We first note that the charge density and current density can be put into a four-vector field,
$$(j^{\mu})=(c \rho,\vec{j}).$$
Indeed we can write for a charged-particle flow ##\vec{v}##,
$$(j^{\mu})= \rho (c,\vec{v})=\frac{\rho}{\gamma} c (\gamma,\gamma \vec{\beta})=\rho_0 c (u^{\mu}),$$
where
$$\vec{\beta}=\frac{\vec{v}}{c}, \quad \gamma=\frac{1}{\sqrt{1-\vec{\beta}^2}}.$$
Now ##\rho_0## is the density in the (local) restframe of the fluid cell and as such a scalar, while the four-velocity
$$(u^{\mu})=\gamma (1,\vec{\beta})$$
is a four-vector field, and thus ##(j^{\mu})## is indeed a four-vector field.
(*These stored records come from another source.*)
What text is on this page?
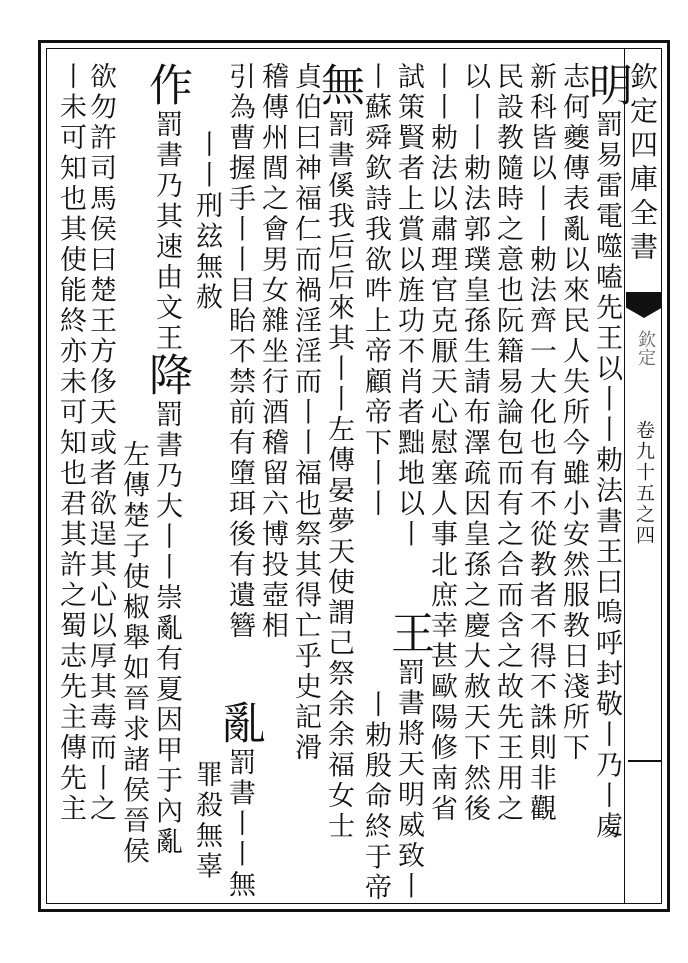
欽定四庫全書
欽定
卷九十五之四
明罰易雷電噬嗑先王以丨丨勅法書王曰嗚呼封敬丨乃丨䖏
志何夔傳表亂以來民人失所今雖小安然服教日淺所下
新科皆以丨丨勅法齊一大化也有不從教者不得不誅則非觀
民設教隨時之意也阮籍易論包而有之合而含之故先王用之
以丨丨勅法郭璞皇孫生請布澤疏因皇孫之慶大赦天下然後
丨丨勅法以肅理官克厭天心慰塞人事北庶幸甚歐陽修南省
試策賢者上賞以旌功不肖者黜地以丨
王罰書將天明威致丨
丨勅殷命終于帝
無罰書傒我后后來其丨丨左傳晏夢天使謂己祭余余福女士 丨蘇舜欽詩我欲吽上帝顧帝下丨丨
貞伯曰神福仁而禍淫淫而丨丨福也祭其得亡乎史記滑
稽傳州閭之會男女雜坐行酒稽留六博投壺相
引為曹握手丨丨目眙不禁前有墮珥後有遺簪
亂罰書丨丨無
罪殺無辜
作罰書乃其速由文王 丨丨刑玆無赦
降罰書乃大丨丨崇亂有夏因甲于內亂
左傳楚子使椒舉如晉求諸侯晉侯
欲勿許司馬侯曰楚王方侈天或者欲逞其心以厚其毒而丨之
丨未可知也其使能終亦未可知也君其許之蜀志先主傳先主
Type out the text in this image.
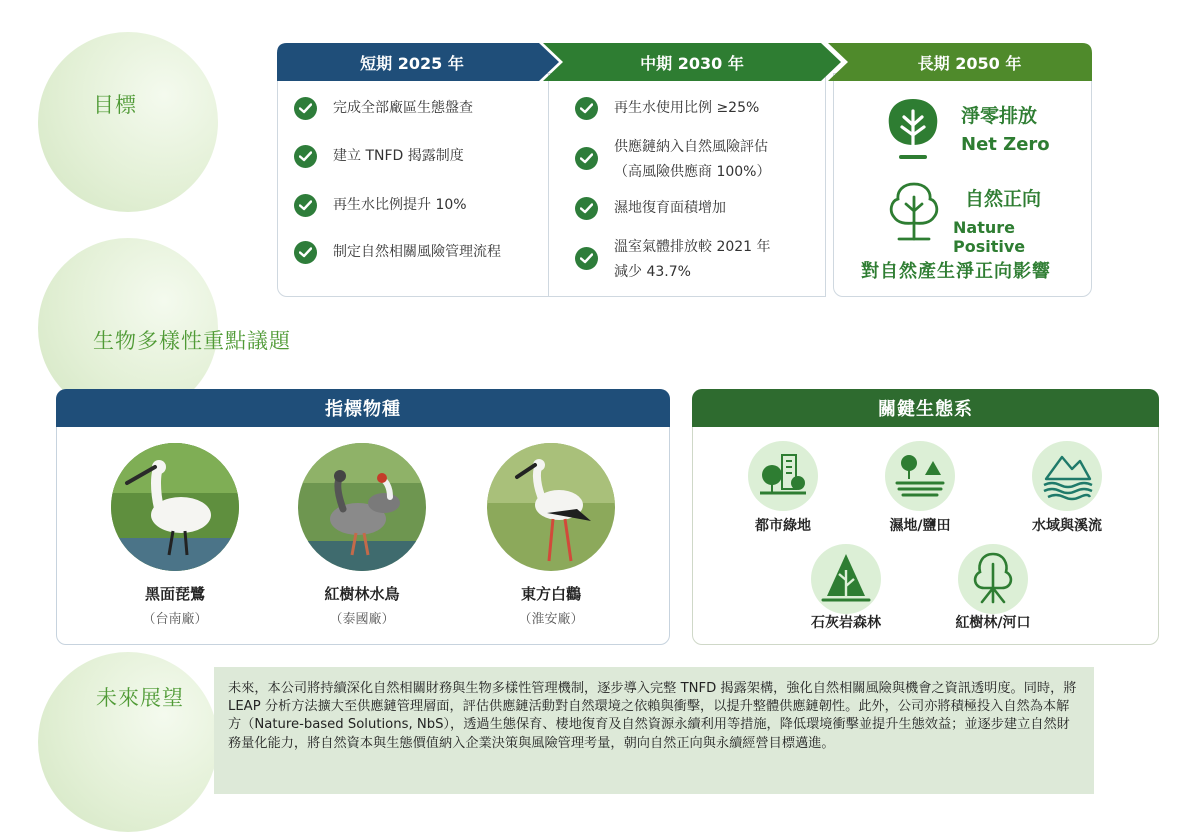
目標
生物多樣性重點議題
未來展望
短期 2025 年	中期 2030 年	長期 2050 年
完成全部廠區生態盤查
建立 TNFD 揭露制度
再生水比例提升 10%
制定自然相關風險管理流程
再生水使用比例 ≥25%
供應鏈納入自然風險評估
（高風險供應商 100%）
濕地復育面積增加
溫室氣體排放較 2021 年
減少 43.7%
淨零排放
Net Zero
自然正向
Nature Positive
對自然產生淨正向影響
指標物種
黑面琵鷺
（台南廠）
紅樹林水鳥
（泰國廠）
東方白鸛
（淮安廠）
關鍵生態系
都市綠地	濕地/鹽田	水域與溪流
石灰岩森林	紅樹林/河口
未來，本公司將持續深化自然相關財務與生物多樣性管理機制，逐步導入完整 TNFD 揭露架構，強化自然相關風險與機會之資訊透明度。同時，將 LEAP 分析方法擴大至供應鏈管理層面，評估供應鏈活動對自然環境之依賴與衝擊，以提升整體供應鏈韌性。此外，公司亦將積極投入自然為本解方（Nature-based Solutions, NbS），透過生態保育、棲地復育及自然資源永續利用等措施，降低環境衝擊並提升生態效益；並逐步建立自然財務量化能力，將自然資本與生態價值納入企業決策與風險管理考量，朝向自然正向與永續經營目標邁進。
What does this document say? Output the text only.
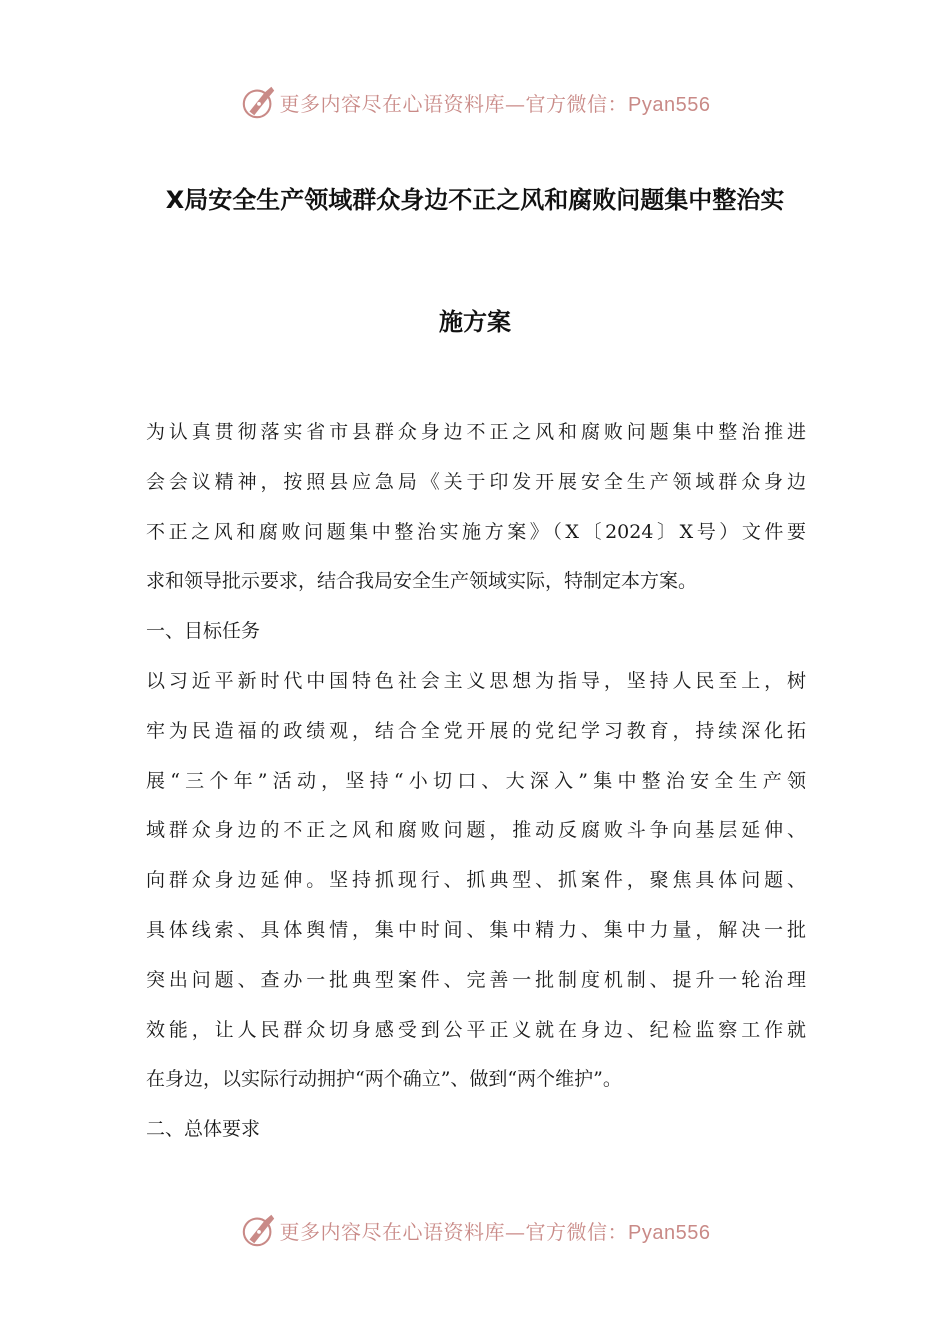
更多内容尽在心语资料库—官方微信：Pyan556
X局安全生产领域群众身边不正之风和腐败问题集中整治实
施方案
为认真贯彻落实省市县群众身边不正之风和腐败问题集中整治推进
会会议精神，按照县应急局《关于印发开展安全生产领域群众身边
不正之风和腐败问题集中整治实施方案》（X〔2024〕X号）文件要
求和领导批示要求，结合我局安全生产领域实际，特制定本方案。
一、目标任务
以习近平新时代中国特色社会主义思想为指导，坚持人民至上，树
牢为民造福的政绩观，结合全党开展的党纪学习教育，持续深化拓
展“三个年”活动，坚持“小切口、大深入”集中整治安全生产领
域群众身边的不正之风和腐败问题，推动反腐败斗争向基层延伸、
向群众身边延伸。坚持抓现行、抓典型、抓案件，聚焦具体问题、
具体线索、具体舆情，集中时间、集中精力、集中力量，解决一批
突出问题、查办一批典型案件、完善一批制度机制、提升一轮治理
效能，让人民群众切身感受到公平正义就在身边、纪检监察工作就
在身边，以实际行动拥护“两个确立”、做到“两个维护”。
二、总体要求
更多内容尽在心语资料库—官方微信：Pyan556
Now let's see what the inhomogeneous Maxwell equations tell. In (1+3) form they read
$$\vec{\nabla} \cdot \vec{E}=\rho=\frac{1}{c} j^0, \quad -\frac{1}{c} \partial_t \vec{E}+\vec{\nabla} \times \vec{B}=\frac{1}{c} \vec{j}.$$
To see that these are in fact Poincare-covariant equations, we plug in the potentials and use ##x^0=ct##,
$$\vec{\nabla} \cdot (\vec{\nabla} A^0+\partial_0 \vec{A} )=(\Delta A^0+\partial_0 \partial_i A^i)=-\frac{1}{c} j^0.$$
Now
$$\Delta = \sum_i \partial_i \partial_i=-\partial^i \partial_i,$$
and thus
$$(\partial_i (\partial^i A^0-\partial^0 A^i)=+\frac{1}{c} j^0.$$
This suggests to introduce the antisymmetric Faraday tensor,
$$F^{\mu \nu}=\partial^{\mu} A^{\nu}-\partial^{\nu} A^{\mu} \; \Rightarrow \; \partial_i (\partial^i A^0-\partial^0 A^i) = \partial_{\mu} F^{0 \mu}=\frac{1}{c} j^0. \qquad (*)$$
Now it's clear that we must get also the Maxwell-Ampere law in terms of ##F^{\mu \nu}##. Indeed plugging in the potentials gives
$$-\partial_0 (-\partial_0 \vec{A}-\vec{\nabla} A^0)+\vec{\nabla} \times (\vec{\nabla} \times \vec{A})=\frac{1}{c} \vec{j}.$$
Using
$$\vec{\nabla} \times(\vec{\nabla} \times \vec{A})=\vec{\nabla} (\vec{\nabla} \cdot \vec{A})-\Delta \vec{A},$$
written in terms of components we get
$$\partial_0 (\partial^0 A^i - \partial^i A^0) + \partial_j (-\partial^i A^j+\partial^{j}A^i)=\frac{1}{c} j^i$$
or with the Faraday-tensor components
$$\partial_0 F^{0i}+\partial_j F^{ji}=\partial_{\mu} F^{\mu i} =\frac{1}{c} j^i.$$
Together with (*) we thus have also the inhomoegenous Maxwell equations covariant form
$$\partial_{\mu} F^{\mu \nu}=\Box A^{\nu} -\partial^{\nu} \partial_{\mu} A^{\mu}=\frac{1}{c} j^{\nu} \quad \text{with} \quad \Box = \partial_{\mu} \partial^{\mu}.$$
You can use gauge invariance to simplify the equation for the four-vector potential by imposing the Lorenz gauge condition,
$$\partial_{\mu} A^{\mu}=0,$$
leading to
$$\Box A^{\mu}=\frac{1}{c} j^{\mu}.$$
For a free field, ##j^{\mu}=0##, the plane-wave solution reads
$$A^{\mu}=a^{\mu} \exp(-\mathrm{i} k \cdot x)$$,
where ##a^{\mu}=\text{const}## and ##k=(k^{\mu})=\text{const}##. From ##\Box A^{\mu}=0## one finds
$$k_{\mu} k^{\mu}=0$$
and from the Lorentz-gauge condition
$$k_{\mu} a^{\mu}=k \cdot a=0.$$
The gauge is still not completely fixed, because you can change to another vector potential by
$$A_{\mu}'=A_{\mu} +\partial_{\mu} \chi$$
with an arbitrary scalar field ##\chi## which obeys the wave equation ##\Box \chi=0## without violating the Lorenz-gauge condition. This can be used to arbitrarily set ##a^0=0## ("radiation gauge"), and you are left with two independent components for ##a^{\mu}=(0,\vec{a})## subject to the transversality condition ##\vec{k} \cdot \vec{a}=0##.

Now as any other vector field ##A^{\mu}## tansforms under LT's as
$$\bar{A}^{\mu}(\bar{x})={\Lambda^{\mu}}_{\rho} A^{\rho}(x).$$
Thus we have
$$\bar{k}=\hat{\Lambda} k,$$
which includes the Doppler and aberration effect in compact form.